Meu sobrinho colocou o último da saga Crepúsculo para gravar e quando foi assistir esse estava emendado, então ele resolveu assistir, como eu estava na sala sem fazer nada, assistir também pois fiquei curiosa ao perceber algumas características dessas seitas ou comunidades alternativas, como toda aquela via de dominação e lavagem cerebral.

É um filme super confuso, desde o nome. Quando vi na tela fiquei pensando "Como assim?!" e por fim não consegui gostar desse filme.

Depois que assisti li vários comentários sobre a atuação espetacular da caçula Olsen. 
É daqueles que mostra dois tempos: o presente o onde ela está bem perturbada e em conflito pelo trauma vivido mas questionando os valores materialistas de sua família que como nós conhecemos valoriza a propriedade privada e a individualidade.
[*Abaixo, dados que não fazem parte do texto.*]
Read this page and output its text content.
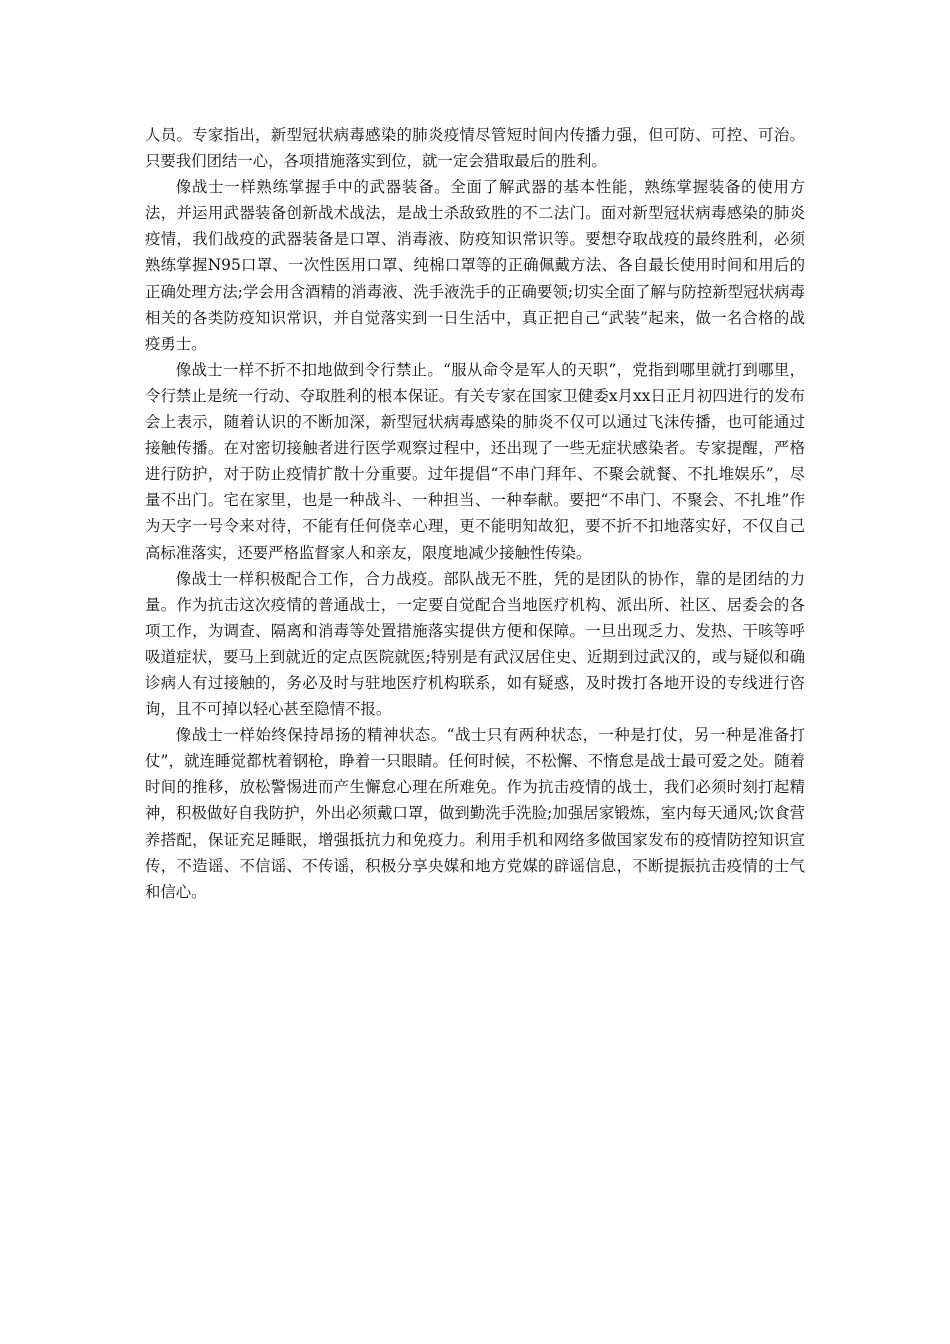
人员。专家指出，新型冠状病毒感染的肺炎疫情尽管短时间内传播力强，但可防、可控、可治。只要我们团结一心，各项措施落实到位，就一定会猎取最后的胜利。

像战士一样熟练掌握手中的武器装备。全面了解武器的基本性能，熟练掌握装备的使用方法，并运用武器装备创新战术战法，是战士杀敌致胜的不二法门。面对新型冠状病毒感染的肺炎疫情，我们战疫的武器装备是口罩、消毒液、防疫知识常识等。要想夺取战疫的最终胜利，必须熟练掌握N95口罩、一次性医用口罩、纯棉口罩等的正确佩戴方法、各自最长使用时间和用后的正确处理方法;学会用含酒精的消毒液、洗手液洗手的正确要领;切实全面了解与防控新型冠状病毒相关的各类防疫知识常识，并自觉落实到一日生活中，真正把自己“武装”起来，做一名合格的战疫勇士。

像战士一样不折不扣地做到令行禁止。“服从命令是军人的天职”，党指到哪里就打到哪里，令行禁止是统一行动、夺取胜利的根本保证。有关专家在国家卫健委x月xx日正月初四进行的发布会上表示，随着认识的不断加深，新型冠状病毒感染的肺炎不仅可以通过飞沫传播，也可能通过接触传播。在对密切接触者进行医学观察过程中，还出现了一些无症状感染者。专家提醒，严格进行防护，对于防止疫情扩散十分重要。过年提倡“不串门拜年、不聚会就餐、不扎堆娱乐”，尽量不出门。宅在家里，也是一种战斗、一种担当、一种奉献。要把“不串门、不聚会、不扎堆”作为天字一号令来对待，不能有任何侥幸心理，更不能明知故犯，要不折不扣地落实好，不仅自己高标准落实，还要严格监督家人和亲友，限度地减少接触性传染。

像战士一样积极配合工作，合力战疫。部队战无不胜，凭的是团队的协作，靠的是团结的力量。作为抗击这次疫情的普通战士，一定要自觉配合当地医疗机构、派出所、社区、居委会的各项工作，为调查、隔离和消毒等处置措施落实提供方便和保障。一旦出现乏力、发热、干咳等呼吸道症状，要马上到就近的定点医院就医;特别是有武汉居住史、近期到过武汉的，或与疑似和确诊病人有过接触的，务必及时与驻地医疗机构联系，如有疑惑，及时拨打各地开设的专线进行咨询，且不可掉以轻心甚至隐情不报。

像战士一样始终保持昂扬的精神状态。“战士只有两种状态，一种是打仗，另一种是准备打仗”，就连睡觉都枕着钢枪，睁着一只眼睛。任何时候，不松懈、不惰怠是战士最可爱之处。随着时间的推移，放松警惕进而产生懈怠心理在所难免。作为抗击疫情的战士，我们必须时刻打起精神，积极做好自我防护，外出必须戴口罩，做到勤洗手洗脸;加强居家锻炼，室内每天通风;饮食营养搭配，保证充足睡眠，增强抵抗力和免疫力。利用手机和网络多做国家发布的疫情防控知识宣传，不造谣、不信谣、不传谣，积极分享央媒和地方党媒的辟谣信息，不断提振抗击疫情的士气和信心。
E as lembranças do passado quando ela viveu dois anos em uma comunidade que tem umas práticas de umas práticas bem diferentes e radicais, até mesmo violenta sob o argumento da defesa de uma vida pela comunidade.

Realmente a atuação dela é fantástica já que ela parece bem doida e perturbada mesmo.

Mas não gostei porque além de ser confuso pelos dois tempos se mostrando ao mesmo tempo, ele é daqueles que o desenrolar se arrasta e pra piorar é daqueles que quando você acha que vai finalmente acontecer alguma coisa ele acaba. Isso mesmo. De repente tem o The End.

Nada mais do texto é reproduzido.